Solicitud de cronograma para juicio sumario
La reciente presentación ante el juez busca un calendario claro para el briefing de las mociones de juicio sumario. Northern Dynasty afirma que este mecanismo sería la vía más rápida y directa para que un tribunal anule el veto. Si el juez estuviera de acuerdo con su posición, se reabrirían las puertas para el proyecto sin pasar de nuevo por una revisión ambiental integral.
El CEO Ron Thiessen declaró que la compañía confía en que el tribunal establecerá que el veto de la administración Biden fue ilegal. Thiessen añadió que seguirán dialogando con las autoridades, aunque insistió en que acudirán al juicio sin esperar una resolución previa.
Impacto en el mercado
La acción en bolsa refleja la tensión de esta etapa. Antes del anuncio judicial, las acciones de Northern Dynasty cayeron un 55 % en una sola jornada. Al día siguiente, la acción bajó otro 45 % desde la apertura, para luego estabilizarse en C$1,33 por acción hacia las 2 pm. Esto situó su capitalización de mercado en unos C$714,7 millones, el nivel más bajo en dos meses.
La montaña rusa financiera también afecta a los inversionistas que habían encontrado en Pebble una promesa de retorno a largo plazo. El proyecto sigue atrapado entre la necesidad global de cobre y oro, y las preocupaciones ambientales y sociales locales.
Perspectiva y relevancia estratégica
El litigio que promueve Northern Dynasty moviliza varios intereses. Por un lado, la urgencia por diversificar la cadena de suministro de metales estratégicos coloca al proyecto como una pieza clave frente a la transición energética. El cobre se vuelve esencial en energías renovables, vehículos eléctricos y telecomunicaciones.

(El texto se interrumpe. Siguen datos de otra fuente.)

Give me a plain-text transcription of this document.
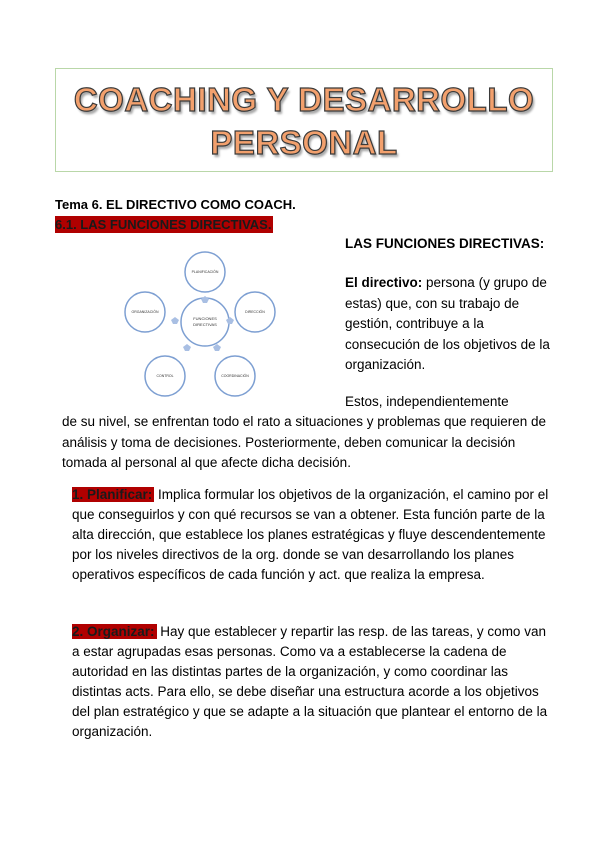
COACHING Y DESARROLLO
PERSONAL
Tema 6. EL DIRECTIVO COMO COACH.
6.1. LAS FUNCIONES DIRECTIVAS.
FUNCIONES
DIRECTIVAS
PLANIFICACIÓN
DIRECCIÓN
COORDINACIÓN
CONTROL
ORGANIZACIÓN
LAS FUNCIONES DIRECTIVAS:
El directivo: persona (y grupo de estas) que, con su trabajo de gestión, contribuye a la consecución de los objetivos de la organización.
Estos, independientemente
de su nivel, se enfrentan todo el rato a situaciones y problemas que requieren de análisis y toma de decisiones. Posteriormente, deben comunicar la decisión tomada al personal al que afecte dicha decisión.
1. Planificar: Implica formular los objetivos de la organización, el camino por el que conseguirlos y con qué recursos se van a obtener. Esta función parte de la alta dirección, que establece los planes estratégicas y fluye descendentemente por los niveles directivos de la org. donde se van desarrollando los planes operativos específicos de cada función y act. que realiza la empresa.
2. Organizar: Hay que establecer y repartir las resp. de las tareas, y como van a estar agrupadas esas personas. Como va a establecerse la cadena de autoridad en las distintas partes de la organización, y como coordinar las distintas acts. Para ello, se debe diseñar una estructura acorde a los objetivos del plan estratégico y que se adapte a la situación que plantear el entorno de la organización.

Por otro lado, los defensores del ecosistema de Bristol Bay alertan que el comercio y la pesca pueden inclinarse hacia una crisis irreversible si falla la salvaguarda de salmones y hábitats acuáticos. Desde esta perspectiva, el resultado judicial no solo afectará a Northern Dynasty, sino que también sentará precedentes para futuros permisos y regulación ambiental en Estados Unidos.
Northern Dynasty apuesta por un cambio judicial inédito que derribe el veto del EPA y reactive el desarrollo del Pebble project. La batalla legal enfrenta la urgencia de acceder a recursos críticos frente a la responsabilidad de proteger ecosistemas frágiles. El cronograma de las mociones de juicio sumario podría definir el futuro de este megaproyecto y su impacto en la minería, economía, comunidades y medio ambiente de Alaska y más allá. El desenlace marcará si Estados Unidos puede equilibrar desarrollo estratégico y sostenibilidad en un campo tan sensible como el de Bristol Bay.